Atul Khatri burst onto the comedy scene five years ago with open mics, and is now touring all over the country with his stand-up routines and shows with East India Comedy. Stage Culture gives you a glimpse into his journey.
Do you remember your first experience on Stage?
“Oh yes, absolutely. 3rd February 2012 – I remember the day like it was just yesterday. My first time on stage with stand-up comedy was at an open mic, and my legs were shivering. My throat went dry. I was sweating despite it being an air conditioned room. However, I managed to hold my ground. I think I may have forgotten some of my material on stage. This was at a pub in Worli (Mumbai).
Every time I get on stage, even just last night, despite having done stand-up comedy for five years, I still get the similar fear. It’s not as bad though. Anxiety’s there for any stage performer, and it’s a good thing. It really should be there. We are performing for an audience, and we can’t take them for granted.
The anxiety lasts right up till you get your first laugh. It keeps you on your toes. You are constantly reminded that you are not bigger than the audience, but the audience is bigger than you.”
How has your journey as a seasoned newcomer been?
“My age has worked for me in both positive and negative ways. More positive than negative. Probably the only negative is that I don’t have the energy to go to after-parties with the youngsters. It feels good though, it feels like I’m back to college again. The average age of the people I’m around is 25-26. It feels great to be hanging out with people around my daughter’s age. It’s damn cool. I’m learning a lot of things from them.
Being older, I have more to talk about, more to offer. I’ve lived through a lot, and experience adds up. Also, my white hair makes the audience take me a little more seriously than the rest.”
How did you get your first paid, professional gig?
“I was doing a bunch of open mic nights, and got a call from an event organizer one day asking me to do 25 minutes of material at an event. At the end of the show, he approached me and said he’ll come pay me the next day. I was taken aback for a moment, and asked, ‘for what?’ I was so surprised that I’d get paid for this! The first corporate gig that I got a call for, I didn’t even know how much I should charge. I just asked them what they could pay me.
But of course, that was five years ago. The scene has picked up since then. Now comedy is viewed as a more professional thing, and I get to declare my rates depending on the audience.”
How is it working with East India Comedy?
“It’s been a fantastic experience, been great fun. The seven of us work very well together. We have a lot of diversity with our experience and writing styles. It makes our work more varied and way more fun. The best part about EIC All-Star (the tour that’s currently going on) is that you get to hear seven different voices, seven different opinions on one stage.”

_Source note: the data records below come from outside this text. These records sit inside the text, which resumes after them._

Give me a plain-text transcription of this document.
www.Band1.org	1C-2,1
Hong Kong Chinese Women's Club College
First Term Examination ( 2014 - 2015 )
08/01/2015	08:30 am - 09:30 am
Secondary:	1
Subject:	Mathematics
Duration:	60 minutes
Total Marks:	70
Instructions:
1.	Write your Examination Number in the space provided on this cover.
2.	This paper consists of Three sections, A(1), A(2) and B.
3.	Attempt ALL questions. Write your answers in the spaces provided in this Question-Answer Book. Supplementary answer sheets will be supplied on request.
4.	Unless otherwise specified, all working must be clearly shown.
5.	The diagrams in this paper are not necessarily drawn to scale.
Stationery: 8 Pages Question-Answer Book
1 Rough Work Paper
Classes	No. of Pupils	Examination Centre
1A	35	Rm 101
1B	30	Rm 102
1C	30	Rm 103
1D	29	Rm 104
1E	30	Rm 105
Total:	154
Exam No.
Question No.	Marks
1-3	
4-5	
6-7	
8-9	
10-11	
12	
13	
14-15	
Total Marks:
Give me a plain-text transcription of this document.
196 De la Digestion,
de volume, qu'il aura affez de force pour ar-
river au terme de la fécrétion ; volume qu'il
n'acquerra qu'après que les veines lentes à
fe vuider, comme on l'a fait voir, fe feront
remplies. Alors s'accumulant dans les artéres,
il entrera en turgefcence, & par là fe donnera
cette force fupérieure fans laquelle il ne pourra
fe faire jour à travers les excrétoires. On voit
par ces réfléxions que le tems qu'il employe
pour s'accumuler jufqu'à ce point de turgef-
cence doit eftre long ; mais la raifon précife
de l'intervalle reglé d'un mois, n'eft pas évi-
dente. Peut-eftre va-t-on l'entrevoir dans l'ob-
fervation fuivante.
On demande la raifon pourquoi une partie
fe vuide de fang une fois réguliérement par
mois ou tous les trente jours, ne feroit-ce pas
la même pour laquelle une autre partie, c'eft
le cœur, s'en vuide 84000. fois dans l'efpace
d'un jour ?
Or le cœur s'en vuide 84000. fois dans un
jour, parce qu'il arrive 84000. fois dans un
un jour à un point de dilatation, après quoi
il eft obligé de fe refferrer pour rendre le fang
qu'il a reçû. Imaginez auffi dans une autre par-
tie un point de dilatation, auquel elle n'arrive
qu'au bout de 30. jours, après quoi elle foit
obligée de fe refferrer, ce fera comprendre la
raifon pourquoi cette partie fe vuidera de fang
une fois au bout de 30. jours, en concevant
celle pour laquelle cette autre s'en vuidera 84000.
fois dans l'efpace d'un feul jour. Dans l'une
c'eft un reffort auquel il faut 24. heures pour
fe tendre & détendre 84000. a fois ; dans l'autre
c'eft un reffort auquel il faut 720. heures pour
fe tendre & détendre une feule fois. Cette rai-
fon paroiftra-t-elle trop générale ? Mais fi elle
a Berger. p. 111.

How do you feel about the future of stand-up comedy in India?
“Oh, the future is bright. India’s a growing market, with only about a hundred professional stand up comedians. Stand-up comedy needs to move beyond the metro cities though. It’s a new art form. People are excited by it, and are looking to explore. It can only go upwards.”
What would you like to #GetMore of?
“As a comedian, I would like to get more money, more laughs, and more audiences for my shows. As a person, I would just like to get more happiness. That’s what’s important.”